A campaign is a shared story. The premise of the fiction is determined by the DM, and the page-to-page action is determined by the player characters. Like all good fiction, a good D&D campaign should strive, at every turn, to move the story forward in much the same manner as a short story or novel.
Novels usually begin one of two ways: a prologue introduces a primary character at a dramatic point, or the story begins in the middle of an event. Unless a gaming group is keen to role-play their characters' backgrounds--which should already be in place when the game starts--the campaign should start in the middle of things.
I know I am taking a divergent tone here, but the staple campaign begins in an inn or tavern. While such an introduction eases players into the story, it is grounded in the facade of choice. The town's mayor will invariably ask the players for assistance, or the hooded-and-cloaked wizard will offer a substantial reward for the players' time and effort. Rather than open a campaign with a vague sense of direction, I choose to start a campaign with an event already in motion. The players return from a month-long journey to find their home town under attack, or perhaps the players awake in the middle of the night to the sound of steel clashing with steel as city guards try to find off a dastardly kidnapping perpetrated by cavalier bandits. The event occurs, and the players have a choice: do they involve themselves in the situation, or do they sit back and watch? Either choice can lead to a furtherance of the story.
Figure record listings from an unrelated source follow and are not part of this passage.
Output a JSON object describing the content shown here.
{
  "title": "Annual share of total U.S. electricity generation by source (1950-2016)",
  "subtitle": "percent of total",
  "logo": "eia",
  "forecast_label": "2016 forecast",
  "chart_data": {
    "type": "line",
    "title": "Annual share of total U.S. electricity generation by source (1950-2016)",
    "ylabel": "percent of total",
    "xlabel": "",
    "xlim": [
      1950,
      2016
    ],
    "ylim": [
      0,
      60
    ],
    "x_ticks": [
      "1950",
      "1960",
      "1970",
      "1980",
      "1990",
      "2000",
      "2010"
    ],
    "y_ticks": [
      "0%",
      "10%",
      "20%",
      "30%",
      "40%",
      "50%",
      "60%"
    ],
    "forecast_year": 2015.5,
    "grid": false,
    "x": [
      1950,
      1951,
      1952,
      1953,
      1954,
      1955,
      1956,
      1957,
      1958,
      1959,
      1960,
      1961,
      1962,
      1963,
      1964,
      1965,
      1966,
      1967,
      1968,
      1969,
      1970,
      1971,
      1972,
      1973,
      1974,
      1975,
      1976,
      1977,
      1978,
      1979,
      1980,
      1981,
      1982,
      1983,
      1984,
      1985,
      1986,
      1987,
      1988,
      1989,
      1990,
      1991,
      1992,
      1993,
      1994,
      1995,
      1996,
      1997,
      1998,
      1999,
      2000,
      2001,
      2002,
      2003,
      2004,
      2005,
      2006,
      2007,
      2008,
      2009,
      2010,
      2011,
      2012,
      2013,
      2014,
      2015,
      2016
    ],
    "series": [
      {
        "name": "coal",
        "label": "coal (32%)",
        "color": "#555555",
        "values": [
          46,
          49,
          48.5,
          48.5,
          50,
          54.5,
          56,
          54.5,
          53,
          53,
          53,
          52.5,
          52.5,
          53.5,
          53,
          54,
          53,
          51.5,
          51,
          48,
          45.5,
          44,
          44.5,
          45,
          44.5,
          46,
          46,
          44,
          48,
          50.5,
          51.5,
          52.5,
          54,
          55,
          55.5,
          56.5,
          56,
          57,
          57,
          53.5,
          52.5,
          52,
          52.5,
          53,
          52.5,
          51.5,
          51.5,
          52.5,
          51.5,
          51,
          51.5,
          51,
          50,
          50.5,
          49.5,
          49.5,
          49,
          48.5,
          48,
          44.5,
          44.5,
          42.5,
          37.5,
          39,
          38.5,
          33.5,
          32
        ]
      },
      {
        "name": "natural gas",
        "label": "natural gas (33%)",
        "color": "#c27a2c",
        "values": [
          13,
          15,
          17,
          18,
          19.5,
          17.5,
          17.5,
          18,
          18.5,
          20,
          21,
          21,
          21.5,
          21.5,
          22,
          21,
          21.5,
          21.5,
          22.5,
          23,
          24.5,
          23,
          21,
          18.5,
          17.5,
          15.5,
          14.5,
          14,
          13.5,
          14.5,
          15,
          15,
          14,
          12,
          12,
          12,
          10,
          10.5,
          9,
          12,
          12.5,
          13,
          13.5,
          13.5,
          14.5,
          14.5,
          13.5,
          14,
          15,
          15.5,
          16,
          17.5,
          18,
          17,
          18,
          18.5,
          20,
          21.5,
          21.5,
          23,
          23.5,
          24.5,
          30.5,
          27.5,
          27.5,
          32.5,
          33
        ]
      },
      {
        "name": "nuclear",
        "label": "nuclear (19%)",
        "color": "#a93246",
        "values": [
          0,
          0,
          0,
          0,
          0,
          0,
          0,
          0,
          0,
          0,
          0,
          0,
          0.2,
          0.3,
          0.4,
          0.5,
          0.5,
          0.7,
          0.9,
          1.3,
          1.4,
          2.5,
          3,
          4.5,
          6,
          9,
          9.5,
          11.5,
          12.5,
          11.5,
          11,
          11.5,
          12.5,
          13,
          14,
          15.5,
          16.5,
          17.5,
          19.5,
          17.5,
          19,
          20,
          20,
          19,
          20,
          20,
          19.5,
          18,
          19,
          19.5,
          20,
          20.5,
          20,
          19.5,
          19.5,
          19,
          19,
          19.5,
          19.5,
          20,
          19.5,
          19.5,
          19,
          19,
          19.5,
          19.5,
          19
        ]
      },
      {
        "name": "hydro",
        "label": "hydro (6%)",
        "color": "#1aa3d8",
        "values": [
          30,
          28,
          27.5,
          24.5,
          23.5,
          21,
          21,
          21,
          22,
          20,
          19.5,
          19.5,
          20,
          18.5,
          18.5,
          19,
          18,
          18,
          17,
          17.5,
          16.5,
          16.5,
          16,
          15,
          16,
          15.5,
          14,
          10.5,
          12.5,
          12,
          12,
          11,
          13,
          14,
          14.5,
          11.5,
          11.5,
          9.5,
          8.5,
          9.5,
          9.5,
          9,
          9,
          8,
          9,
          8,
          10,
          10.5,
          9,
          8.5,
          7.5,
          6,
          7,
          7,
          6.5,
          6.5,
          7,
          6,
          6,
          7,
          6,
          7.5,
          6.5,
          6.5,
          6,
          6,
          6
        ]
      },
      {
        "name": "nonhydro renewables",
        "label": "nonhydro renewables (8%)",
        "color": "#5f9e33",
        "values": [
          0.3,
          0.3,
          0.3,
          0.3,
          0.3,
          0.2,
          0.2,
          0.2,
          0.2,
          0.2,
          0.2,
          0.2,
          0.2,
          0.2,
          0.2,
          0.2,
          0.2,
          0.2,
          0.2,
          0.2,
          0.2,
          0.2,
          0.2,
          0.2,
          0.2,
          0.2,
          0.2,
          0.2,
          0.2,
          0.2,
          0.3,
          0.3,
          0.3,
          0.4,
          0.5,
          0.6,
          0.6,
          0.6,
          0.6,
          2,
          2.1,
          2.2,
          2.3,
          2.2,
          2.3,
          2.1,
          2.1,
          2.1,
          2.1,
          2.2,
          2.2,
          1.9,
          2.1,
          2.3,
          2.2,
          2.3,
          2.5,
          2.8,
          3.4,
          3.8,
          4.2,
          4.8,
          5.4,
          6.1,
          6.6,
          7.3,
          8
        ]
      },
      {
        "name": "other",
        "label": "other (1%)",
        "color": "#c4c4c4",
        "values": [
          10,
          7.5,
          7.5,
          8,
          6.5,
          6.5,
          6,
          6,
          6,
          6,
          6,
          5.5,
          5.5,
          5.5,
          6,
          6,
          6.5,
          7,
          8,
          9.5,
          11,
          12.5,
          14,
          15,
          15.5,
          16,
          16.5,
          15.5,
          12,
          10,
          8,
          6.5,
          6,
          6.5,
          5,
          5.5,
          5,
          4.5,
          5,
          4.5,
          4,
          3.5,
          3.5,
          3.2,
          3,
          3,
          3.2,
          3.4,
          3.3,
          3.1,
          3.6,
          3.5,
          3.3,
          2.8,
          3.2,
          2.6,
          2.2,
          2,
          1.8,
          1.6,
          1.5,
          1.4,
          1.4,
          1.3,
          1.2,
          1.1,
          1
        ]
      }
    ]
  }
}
Generally speaking, I usually have two to four linked stories in one campaign. As the players resolve one issue, they discover a hidden depth to the story that leads them toward a new problem. I provide the overarching story--the end-goal of each segment of the campaign--and I leave the players to their creative approaches when they try to resolve the problem. NPCs might provide assistance in the form of advice or maps, but such assistance must be sought; it is never freely offered. Also, the interim points of an adventure--the time spent traveling, the nightly rests, and the passage through a city or town--don't always need to be fully explored; if nothing important happens, a brief explanation of the setting and background activity should suffice. When something important occurs, time can slow down to its normal crawl, and the players can immerse themselves in a given situation.
What does this storytelling approach accomplish? It tells a clear story that always provides a sense of direction. It gives players the ability to measure their progress. And it allows for a measure of freedom and choice that never feels like a random choice made by an unprepared DM.
The start of a campaign--the first hour, the first encounter, or the first session--can determine the players' general outlook for the rest of the campaign. If a DM can set a strong plot hook early in the campaign, the entire group has a much better chance to fully enjoy the story that will unfold week by week.